RapidArc image-guided IMRT treatments are completed in two simple steps. First, clinicians capture a set of high-resolution X-ray images of the targeted tumour and surrounding anatomy and use these to position the patient very accurately for treatment.

'Being able to detect minute changes in tumour position from one day to the next helps to ensure that we target the tumour precisely,' Zimberg said. 'With this technology, we can accomplish the imaging and fine-tune the patient's position in less than two minutes.'

Once the patient has been positioned properly, the RapidArc treatment delivers the prescribed dose in less than two minutes, with a single rotation of the treatment machine around the patient. Earlier forms of image-guided IMRT using fixed beams or helical tomotherapy typically require 10 to 15 minutes or more to complete. Most patients undergo a regimen of daily treatments Monday through Friday for six to eight weeks, depending on the type of cancer.

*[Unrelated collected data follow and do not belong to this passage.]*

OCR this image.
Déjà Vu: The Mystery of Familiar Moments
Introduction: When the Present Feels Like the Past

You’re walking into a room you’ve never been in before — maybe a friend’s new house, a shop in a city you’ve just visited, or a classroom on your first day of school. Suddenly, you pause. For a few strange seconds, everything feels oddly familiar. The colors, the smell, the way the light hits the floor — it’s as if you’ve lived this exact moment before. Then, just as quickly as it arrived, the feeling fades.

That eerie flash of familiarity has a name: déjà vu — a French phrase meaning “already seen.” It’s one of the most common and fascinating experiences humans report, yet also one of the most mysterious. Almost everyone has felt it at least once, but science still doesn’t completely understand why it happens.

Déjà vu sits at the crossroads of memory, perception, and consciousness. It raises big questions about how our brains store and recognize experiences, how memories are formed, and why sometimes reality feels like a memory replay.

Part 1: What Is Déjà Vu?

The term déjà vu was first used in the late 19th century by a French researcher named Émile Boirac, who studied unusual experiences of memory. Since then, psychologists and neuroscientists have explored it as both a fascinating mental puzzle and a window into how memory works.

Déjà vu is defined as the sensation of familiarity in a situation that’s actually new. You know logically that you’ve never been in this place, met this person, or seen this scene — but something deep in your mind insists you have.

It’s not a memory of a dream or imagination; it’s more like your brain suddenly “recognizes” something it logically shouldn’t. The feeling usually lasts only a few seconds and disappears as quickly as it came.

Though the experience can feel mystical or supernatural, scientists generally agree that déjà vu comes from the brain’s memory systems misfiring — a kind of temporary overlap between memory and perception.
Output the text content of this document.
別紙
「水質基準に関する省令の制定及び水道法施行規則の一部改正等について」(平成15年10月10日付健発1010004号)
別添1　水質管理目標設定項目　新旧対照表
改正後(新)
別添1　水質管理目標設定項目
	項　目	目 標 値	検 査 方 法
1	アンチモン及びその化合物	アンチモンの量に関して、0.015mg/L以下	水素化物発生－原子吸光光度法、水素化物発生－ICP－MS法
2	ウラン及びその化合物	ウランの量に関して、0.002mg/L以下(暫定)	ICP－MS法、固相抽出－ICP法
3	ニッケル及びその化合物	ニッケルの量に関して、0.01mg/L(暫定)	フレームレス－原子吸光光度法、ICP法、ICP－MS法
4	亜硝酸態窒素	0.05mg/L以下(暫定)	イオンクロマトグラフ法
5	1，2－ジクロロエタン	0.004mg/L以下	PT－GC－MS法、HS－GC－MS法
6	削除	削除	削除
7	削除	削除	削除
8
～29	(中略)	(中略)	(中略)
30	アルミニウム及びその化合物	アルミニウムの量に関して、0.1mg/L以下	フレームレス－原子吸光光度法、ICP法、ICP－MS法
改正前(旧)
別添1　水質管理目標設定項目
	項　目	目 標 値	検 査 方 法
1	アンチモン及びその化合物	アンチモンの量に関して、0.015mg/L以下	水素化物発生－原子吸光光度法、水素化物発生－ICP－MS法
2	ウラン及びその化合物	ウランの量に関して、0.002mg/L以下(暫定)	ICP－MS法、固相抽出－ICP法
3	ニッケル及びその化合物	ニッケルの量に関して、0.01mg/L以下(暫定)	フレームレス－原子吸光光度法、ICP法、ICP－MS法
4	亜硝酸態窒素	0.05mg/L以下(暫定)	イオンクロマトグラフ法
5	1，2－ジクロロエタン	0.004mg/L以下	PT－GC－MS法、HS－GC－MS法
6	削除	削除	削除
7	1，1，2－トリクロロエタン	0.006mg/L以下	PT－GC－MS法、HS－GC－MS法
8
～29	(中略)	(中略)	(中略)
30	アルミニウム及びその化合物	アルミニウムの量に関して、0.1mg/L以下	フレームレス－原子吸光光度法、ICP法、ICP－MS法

John Keane, medical physicist at the Radiation Oncology Associates facility in Lake Success, said: 'One of the reasons I find my work so compelling is that I have the opportunity to implement cutting edge technology to help people fight cancer. With RapidArc, I am witnessing a great advancement in medical technology that is further enhancing patient care in the practice.'

'The 65-year-old banker came to us after his research led him to choose a treatment centre that could offer him the most advanced technology available,' Zimberg said. 'The other patient told us his RapidArc treatment was faster and easier than he could ever have expected.'

Dr Zimberg notes that he expects to use RapidArc technology in the treatment of a head and neck cancer patient, as well as a primary brain cancer patient within the next few weeks. 'These patients often have difficulty in a prolonged treatment. I expect that RapidArc will allow them to get through their treatment more comfortably than would have been possible before.'

The American Cancer Society estimates that, in the state of New York this year, there will be 97,130 new cases of cancer, and 10,500 new cases of prostate cancer.